Hoy, con el centenario de la revolución mexicana y el bicentenario de la independencia, es buen momento para evaluar cuánto de aquella libertad y de aquella justicia por las que se peleó en esas fechas ha conseguido plasmarse en beneficios reales para la población; al mismo tiempo, es oportuno completar aquellos fragmentos de la historia donde el régimen intervino para construir el eje nacionalista sobre el que sustentó su ejercicio público, devolver a quienes fueron excluidos –por pensar diferente, por ser minoría– su lugar en la construcción del México de nuestros días.
Así, con las ideas de aquellos dos siglos, nacidas y puestas en práctica en Europa o Estados Unidos,[vii] Acción Nacional forjó una doctrina que respondía a las necesidades del país. Los años cuarenta y cincuenta trajeron los primeros triunfos, siempre en el plano municipal, y fueron además testigos de la airada defensa de los resultados en las urnas, que eran confiscadas por el ejército, tal como lo siguieron siendo hasta los albores el siglo XXI. Se forjó pues un espíritu y una mística que fortalecían el trabajo porque en la adversidad se generan uniones que prevalecen, y aquella época –salvo contadas excepciones como los primeros resultados reconocidos en Michoacán, Oaxaca, Guerrero o Yucatán, entre otros pocos– fue adversa para el panismo: un sistema que impedía que el esfuerzo rindiera frutos justos, la decepción de comprobar cuánto faltaba aún por andar, frente a los cuales, no obstante, la obstinación y la unidad fueron mayores: se cuidaba cada voto en las casillas y se defendía en los tribunales, se jugaba a sabiendas de que perder era lo cotidiano, había un fin ulterior por encima de las diferencias que fue capaz de guiar la acción común más allá de las circunstancias.

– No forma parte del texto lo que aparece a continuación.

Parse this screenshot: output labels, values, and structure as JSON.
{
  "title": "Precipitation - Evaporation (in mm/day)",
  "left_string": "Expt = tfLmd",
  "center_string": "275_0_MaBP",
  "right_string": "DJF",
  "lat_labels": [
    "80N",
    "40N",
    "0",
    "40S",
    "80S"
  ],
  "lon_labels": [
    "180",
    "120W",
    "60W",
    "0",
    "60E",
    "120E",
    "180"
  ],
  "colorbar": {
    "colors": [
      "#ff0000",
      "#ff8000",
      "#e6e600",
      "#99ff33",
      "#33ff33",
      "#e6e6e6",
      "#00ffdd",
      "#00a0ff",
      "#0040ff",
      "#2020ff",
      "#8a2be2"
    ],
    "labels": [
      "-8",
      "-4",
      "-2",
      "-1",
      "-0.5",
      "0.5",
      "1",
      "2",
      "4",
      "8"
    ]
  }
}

Adaptar una doctrina que sumaba ideales y causas a la realidad nacional era entonces –y seguirá siendo– el reto del panismo: ¿cómo permanecer fiel a unos principios, a una ideología, cuando la realidad es cambiante y requiere enfoques nuevos? La historia del panismo tiene sus cimas más altas en aquellos que supieron responder a esa pregunta, en los que acudieron al llamado de la Patria a través del esfuerzo organizado en una causa común que no se dormía en sus laureles ni totemizaba su pensamiento sino que tenían claros el valor de la historia, la realidad presente y la necesidad de una permanencia que mirara al futuro: no sacrificar la historia frente al instante ni comprometer el mañana en aras de soluciones parciales.